February 2nd, 2021 1:26 PM by Jackie A. Graves
In housing, a seller’s market occurs when demand exceeds supply. With more people looking to buy (demand) than homes on the market (supply), sellers are at an advantage.
This year’s historically low interest rates have driven a surge in demand from people looking to buy homes. In a recent study, 50% of adults considering a future home purchase have converted from passive planning to actively searching for a home to buy, according to the National Association of Home Builders.
If your home is for sale, here are a few things that you should prepare for in a seller’s market.
1. Your home may sell more quickly
Well-priced homes are more likely to get snatched off the market quickly because of the increased competition amongst buyers. Realtor.com found that nationally, the typical home spent 58 days on the market in November, 13 days less than the same time last year. As a seller, this is great news! Selling your home quickly could allow you to buy a new home sooner with the equity from the sale.

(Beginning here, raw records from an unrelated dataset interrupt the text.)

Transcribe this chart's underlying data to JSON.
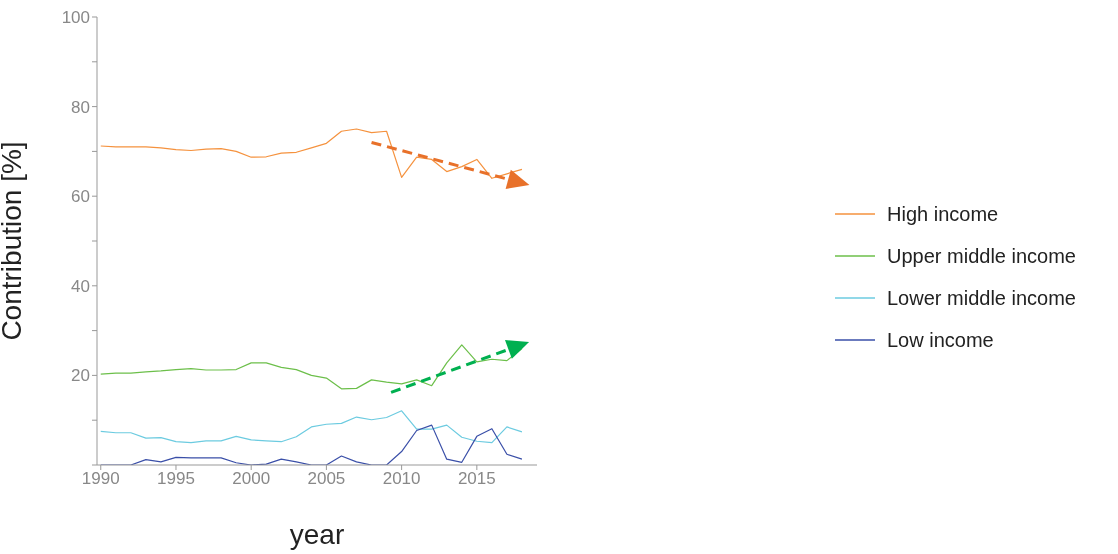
{
  "chart_data": {
    "type": "line",
    "xlabel": "year",
    "ylabel": "Contribution  [%]",
    "x": [
      1990,
      1991,
      1992,
      1993,
      1994,
      1995,
      1996,
      1997,
      1998,
      1999,
      2000,
      2001,
      2002,
      2003,
      2004,
      2005,
      2006,
      2007,
      2008,
      2009,
      2010,
      2011,
      2012,
      2013,
      2014,
      2015,
      2016,
      2017,
      2018
    ],
    "xlim": [
      1989.75,
      2019
    ],
    "xticks": [
      1990,
      1995,
      2000,
      2005,
      2010,
      2015
    ],
    "ylim": [
      0,
      100
    ],
    "yticks": [
      {
        "value": 0,
        "label": null
      },
      {
        "value": 10,
        "label": null
      },
      20,
      {
        "value": 30,
        "label": null
      },
      40,
      {
        "value": 50,
        "label": null
      },
      60,
      {
        "value": 70,
        "label": null
      },
      80,
      {
        "value": 90,
        "label": null
      },
      100
    ],
    "grid": false,
    "legend": "right",
    "marker": "none",
    "line_style": "solid",
    "series": [
      {
        "name": "High income",
        "color": "#f5923e",
        "values": [
          71.2,
          71,
          71,
          71,
          70.8,
          70.4,
          70.2,
          70.5,
          70.6,
          70,
          68.7,
          68.8,
          69.6,
          69.8,
          70.8,
          71.8,
          74.5,
          75,
          74.2,
          74.5,
          64.2,
          68.7,
          68.2,
          65.5,
          66.6,
          68.2,
          64,
          65,
          66
        ]
      },
      {
        "name": "Upper middle income",
        "color": "#6cbf4a",
        "values": [
          20.3,
          20.5,
          20.5,
          20.8,
          21,
          21.3,
          21.5,
          21.2,
          21.2,
          21.3,
          22.8,
          22.8,
          21.8,
          21.3,
          20,
          19.4,
          17,
          17.1,
          19,
          18.5,
          18.1,
          19,
          17.7,
          22.8,
          26.8,
          23,
          23.6,
          23.3,
          26
        ]
      },
      {
        "name": "Lower middle income",
        "color": "#6ccbe0",
        "values": [
          7.5,
          7.2,
          7.2,
          6,
          6.1,
          5.2,
          5,
          5.4,
          5.4,
          6.4,
          5.6,
          5.4,
          5.2,
          6.3,
          8.5,
          9.1,
          9.3,
          10.7,
          10.1,
          10.6,
          12.1,
          8,
          8,
          8.9,
          6.2,
          5.3,
          5,
          8.5,
          7.4
        ]
      },
      {
        "name": "Low income",
        "color": "#3a4fa8",
        "values": [
          0,
          0,
          0,
          1.2,
          0.7,
          1.7,
          1.6,
          1.6,
          1.6,
          0.5,
          0,
          0.2,
          1.3,
          0.7,
          0,
          0,
          2,
          0.7,
          0,
          0,
          3,
          7.7,
          8.9,
          1.3,
          0.6,
          6.4,
          8.1,
          2.4,
          1.3
        ]
      },
      {
        "type": "line",
        "color": "#e8712a",
        "line_style": "dashed",
        "marker": "triangle",
        "x": [
          2008,
          2017.6
        ],
        "values": [
          72,
          63.3
        ]
      },
      {
        "type": "line",
        "color": "#00b050",
        "line_style": "dashed",
        "marker": "triangle",
        "x": [
          2009.3,
          2017.6
        ],
        "values": [
          16.2,
          26.4
        ]
      }
    ]
  }
}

2. You may get multiple offers
In a seller’s market where home inventory is low, there is often strong competition among homebuyers because their options are limited. For example, if multiple people are looking for a home in your specific neighborhood and yours is the only one listed, you might get multiple offers. Often, multiple offers will drive up the sale price of a home. In November, Redfin found that nearly 54% of home offers resulted in a bidding war, which is when multiple buyers submit competing offers or “bids” for a home.
If you get more than one offer, be sure to consider the big picture when deciding which one to accept. The highest bid may not always be the best offer for you and your family. Discuss your options with your real estate agent and consider what offer is right for your household.

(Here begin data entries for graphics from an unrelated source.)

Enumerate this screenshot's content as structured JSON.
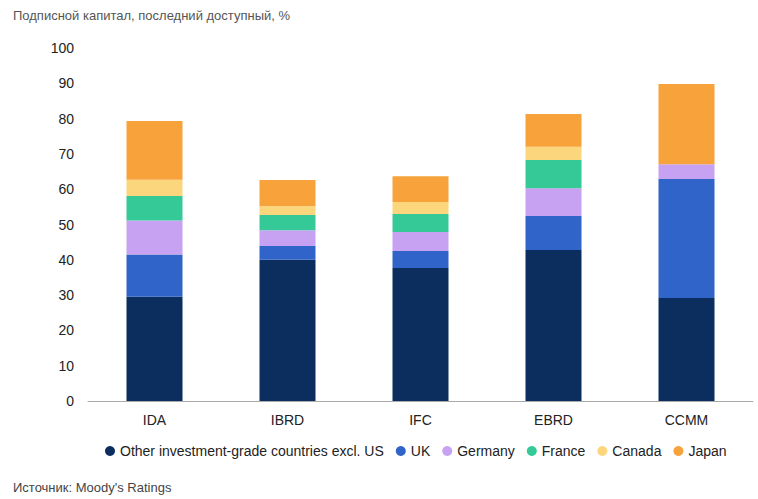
{
  "chart_data": {
    "type": "bar",
    "title": "Подписной капитал, последний доступный, %",
    "source": "Источник: Moody's Ratings",
    "categories": [
      "IDA",
      "IBRD",
      "IFC",
      "EBRD",
      "CCMM"
    ],
    "series": [
      {
        "name": "Other investment-grade countries excl. US",
        "color": "#0b2e5e",
        "values": [
          29.5,
          40,
          37.7,
          42.8,
          29.2
        ]
      },
      {
        "name": "UK",
        "color": "#3164c8",
        "values": [
          12,
          3.9,
          4.8,
          9.6,
          33.7
        ]
      },
      {
        "name": "Germany",
        "color": "#c7a2f2",
        "values": [
          9.6,
          4.5,
          5.4,
          7.9,
          4.2
        ]
      },
      {
        "name": "France",
        "color": "#35c997",
        "values": [
          7,
          4.3,
          5.1,
          8,
          0
        ]
      },
      {
        "name": "Canada",
        "color": "#fcd67c",
        "values": [
          4.6,
          2.5,
          3.4,
          3.7,
          0
        ]
      },
      {
        "name": "Japan",
        "color": "#f7a23b",
        "values": [
          16.6,
          7.4,
          7.3,
          9.3,
          22.7
        ]
      }
    ],
    "ylim": [
      0,
      100
    ],
    "yticks": [
      0,
      10,
      20,
      30,
      40,
      50,
      60,
      70,
      80,
      90,
      100
    ],
    "stacked": true,
    "grid": false,
    "legend": "bottom"
  }
}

3. You may not need to make as many concessions
Seller concessions are payments to help cover closing costs and are often offered to help motivate buyers. Concessions can sweeten the deal for buyers if the seller offers to help pay for things like closing costs, home warranty insurance, or even HOA dues.
If you’re negotiating the sale of your home in a buyer’s market, you may be inclined to pay concessions. However, in a seller’s market, there is not a strong need to motivate buyers and you may not have to provide these incentives.